Almost half of Americans view red flag gun control laws as a possible way for local authorities and government officials to more easily take guns away from citizens, according to a new poll from Convention of States Action and the Trafalgar Group.
In the poll, respondents were asked if red flag laws, which give authorities the power to temporarily take away guns from individuals, has the potential to be abused to disarm political opponents.
A total of 46.7% said yes, 30.8% said no, and 22.5% were unsure. The majority of Republicans and independents believe the law could be used against the government's critics.
Americans want real, workable solutions to the mass shootings we are seeing in this nation, but it’s obvious that they don’t see the proposed ‘red flag’ laws as the answer,” said Mark Meckler, President of Convention of States Action.

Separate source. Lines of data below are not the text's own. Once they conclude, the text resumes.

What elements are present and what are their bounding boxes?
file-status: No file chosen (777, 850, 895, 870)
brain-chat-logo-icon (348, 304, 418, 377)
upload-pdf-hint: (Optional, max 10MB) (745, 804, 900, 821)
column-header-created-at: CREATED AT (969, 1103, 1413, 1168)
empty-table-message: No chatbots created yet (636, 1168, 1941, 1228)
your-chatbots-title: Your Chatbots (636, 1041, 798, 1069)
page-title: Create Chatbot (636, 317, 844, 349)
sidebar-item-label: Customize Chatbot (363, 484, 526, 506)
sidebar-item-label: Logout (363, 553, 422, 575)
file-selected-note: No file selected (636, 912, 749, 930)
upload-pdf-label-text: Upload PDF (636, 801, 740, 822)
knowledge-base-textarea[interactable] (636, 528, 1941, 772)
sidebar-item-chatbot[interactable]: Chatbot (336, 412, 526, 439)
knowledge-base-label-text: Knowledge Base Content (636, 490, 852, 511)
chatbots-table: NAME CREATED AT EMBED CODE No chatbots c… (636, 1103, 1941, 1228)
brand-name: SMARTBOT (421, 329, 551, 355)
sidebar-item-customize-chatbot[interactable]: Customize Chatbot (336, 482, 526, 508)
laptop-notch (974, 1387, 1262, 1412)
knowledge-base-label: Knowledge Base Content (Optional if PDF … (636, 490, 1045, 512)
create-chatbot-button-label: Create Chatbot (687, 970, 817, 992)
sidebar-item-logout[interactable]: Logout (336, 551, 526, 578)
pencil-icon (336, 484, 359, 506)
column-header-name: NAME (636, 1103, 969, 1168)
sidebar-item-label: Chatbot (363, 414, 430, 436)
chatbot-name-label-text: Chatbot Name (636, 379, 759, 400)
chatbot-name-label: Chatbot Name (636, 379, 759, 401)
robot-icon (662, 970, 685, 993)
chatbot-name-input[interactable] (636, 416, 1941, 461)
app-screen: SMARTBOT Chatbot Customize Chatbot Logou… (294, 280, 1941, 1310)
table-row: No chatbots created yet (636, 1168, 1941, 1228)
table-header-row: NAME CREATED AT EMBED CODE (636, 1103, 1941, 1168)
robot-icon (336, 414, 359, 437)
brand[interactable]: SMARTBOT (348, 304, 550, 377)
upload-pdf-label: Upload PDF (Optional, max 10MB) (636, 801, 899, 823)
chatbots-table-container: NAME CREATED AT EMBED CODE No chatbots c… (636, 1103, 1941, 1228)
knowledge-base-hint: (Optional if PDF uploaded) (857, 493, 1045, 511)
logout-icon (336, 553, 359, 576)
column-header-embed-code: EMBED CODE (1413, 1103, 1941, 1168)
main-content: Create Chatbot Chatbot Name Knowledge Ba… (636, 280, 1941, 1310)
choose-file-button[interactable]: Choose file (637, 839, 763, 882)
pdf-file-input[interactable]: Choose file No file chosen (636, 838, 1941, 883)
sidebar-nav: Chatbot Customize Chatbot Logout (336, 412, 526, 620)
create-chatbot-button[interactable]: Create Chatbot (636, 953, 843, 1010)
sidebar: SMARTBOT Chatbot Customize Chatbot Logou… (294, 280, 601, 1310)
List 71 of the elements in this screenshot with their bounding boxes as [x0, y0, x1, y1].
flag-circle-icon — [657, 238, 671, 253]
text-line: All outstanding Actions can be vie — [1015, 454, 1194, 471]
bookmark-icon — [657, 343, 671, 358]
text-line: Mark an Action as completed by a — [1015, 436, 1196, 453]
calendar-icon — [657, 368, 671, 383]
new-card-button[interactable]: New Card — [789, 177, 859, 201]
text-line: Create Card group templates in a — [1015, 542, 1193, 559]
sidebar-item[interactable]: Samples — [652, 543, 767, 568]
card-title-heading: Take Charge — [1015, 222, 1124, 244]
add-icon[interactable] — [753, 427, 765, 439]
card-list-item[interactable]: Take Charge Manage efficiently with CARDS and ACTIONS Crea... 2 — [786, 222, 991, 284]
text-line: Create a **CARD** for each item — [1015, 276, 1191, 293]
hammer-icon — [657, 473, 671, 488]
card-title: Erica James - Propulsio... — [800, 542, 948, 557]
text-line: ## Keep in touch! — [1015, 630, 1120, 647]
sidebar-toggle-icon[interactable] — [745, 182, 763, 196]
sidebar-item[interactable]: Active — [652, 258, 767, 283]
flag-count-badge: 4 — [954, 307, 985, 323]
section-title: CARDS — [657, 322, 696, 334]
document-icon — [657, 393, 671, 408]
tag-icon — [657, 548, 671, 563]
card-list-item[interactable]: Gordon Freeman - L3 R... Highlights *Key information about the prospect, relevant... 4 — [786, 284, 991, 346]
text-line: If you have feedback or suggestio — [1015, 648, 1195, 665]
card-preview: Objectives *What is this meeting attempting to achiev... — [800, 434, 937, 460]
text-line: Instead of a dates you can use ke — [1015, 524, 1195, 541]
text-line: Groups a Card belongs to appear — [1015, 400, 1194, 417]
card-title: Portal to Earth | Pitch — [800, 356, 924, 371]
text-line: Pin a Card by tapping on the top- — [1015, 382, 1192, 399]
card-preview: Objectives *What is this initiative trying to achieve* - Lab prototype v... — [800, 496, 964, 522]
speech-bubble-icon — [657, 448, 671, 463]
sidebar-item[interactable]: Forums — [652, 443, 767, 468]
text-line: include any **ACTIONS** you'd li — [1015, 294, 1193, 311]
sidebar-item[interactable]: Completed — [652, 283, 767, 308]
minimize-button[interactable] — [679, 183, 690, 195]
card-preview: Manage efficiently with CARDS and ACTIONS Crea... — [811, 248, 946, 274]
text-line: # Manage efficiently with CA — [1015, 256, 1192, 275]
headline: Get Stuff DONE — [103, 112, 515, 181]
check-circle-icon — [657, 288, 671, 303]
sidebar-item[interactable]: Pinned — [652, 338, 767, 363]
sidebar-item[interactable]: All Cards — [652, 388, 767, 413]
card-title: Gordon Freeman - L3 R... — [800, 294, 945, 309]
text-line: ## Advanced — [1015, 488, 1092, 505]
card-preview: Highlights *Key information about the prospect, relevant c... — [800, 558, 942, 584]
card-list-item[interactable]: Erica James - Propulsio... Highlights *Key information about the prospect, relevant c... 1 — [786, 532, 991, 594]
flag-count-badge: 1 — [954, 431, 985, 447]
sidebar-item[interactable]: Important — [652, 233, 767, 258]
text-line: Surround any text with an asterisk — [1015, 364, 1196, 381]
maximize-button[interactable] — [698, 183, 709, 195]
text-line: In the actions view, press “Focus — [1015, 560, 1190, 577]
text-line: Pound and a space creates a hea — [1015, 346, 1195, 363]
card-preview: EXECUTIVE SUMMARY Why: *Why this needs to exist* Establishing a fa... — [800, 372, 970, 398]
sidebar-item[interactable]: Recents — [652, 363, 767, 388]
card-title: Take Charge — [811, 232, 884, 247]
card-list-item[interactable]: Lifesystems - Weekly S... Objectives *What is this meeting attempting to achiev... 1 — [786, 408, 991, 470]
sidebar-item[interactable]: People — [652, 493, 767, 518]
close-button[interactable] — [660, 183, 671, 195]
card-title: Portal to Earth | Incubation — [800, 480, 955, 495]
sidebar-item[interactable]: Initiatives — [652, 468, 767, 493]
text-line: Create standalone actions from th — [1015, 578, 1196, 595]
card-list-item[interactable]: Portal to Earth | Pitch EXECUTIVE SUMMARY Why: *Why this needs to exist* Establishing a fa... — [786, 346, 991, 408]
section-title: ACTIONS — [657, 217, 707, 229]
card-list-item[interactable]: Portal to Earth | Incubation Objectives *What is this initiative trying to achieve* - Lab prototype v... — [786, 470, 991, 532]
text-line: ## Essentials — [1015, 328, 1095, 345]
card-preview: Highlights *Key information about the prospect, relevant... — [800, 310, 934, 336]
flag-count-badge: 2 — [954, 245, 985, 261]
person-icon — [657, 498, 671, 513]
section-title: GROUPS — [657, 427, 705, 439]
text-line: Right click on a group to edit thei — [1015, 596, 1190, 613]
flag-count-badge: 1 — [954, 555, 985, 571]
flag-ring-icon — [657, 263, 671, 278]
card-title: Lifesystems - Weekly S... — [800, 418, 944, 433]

“Government officials at all levels have spent the last two years demonizing their opponents and using whatever means possible to censor or threaten those who disagree with them, so the idea that we should now trust those same people to not abuse a law that could infringe on basic constitutional rights is laughable. More and more Americans are coming to the conclusion that the government abuses any power it’s given, and they are responding accordingly."
Despite the disapproval, Congress appears to be moving along with red flag gun laws anyway.
The Senate introduced a new gun control bill on Tuesday night, and with support from 14 Republicans, appears to have enough support to pass. The bill contains the controversial “red flag” gun measures, coined as the “crisis intervention program.”
Under the legislation, the government would provide grants to states that implement red flag laws, an enticing incentive to states seeking extra funding.
“Unless a person is convicted of a crime or is adjudicated mentally ill, their ability to purchase a firearm will not be impacted by this legislation,” said Sen. John Cornyn, the Republican leaders of the bill.
There's a visible route to the White House with what appears to be enough support in the House and Senate, meaning the gun control bill with "crisis intervention" authority could soon become law, despite the lack of American support.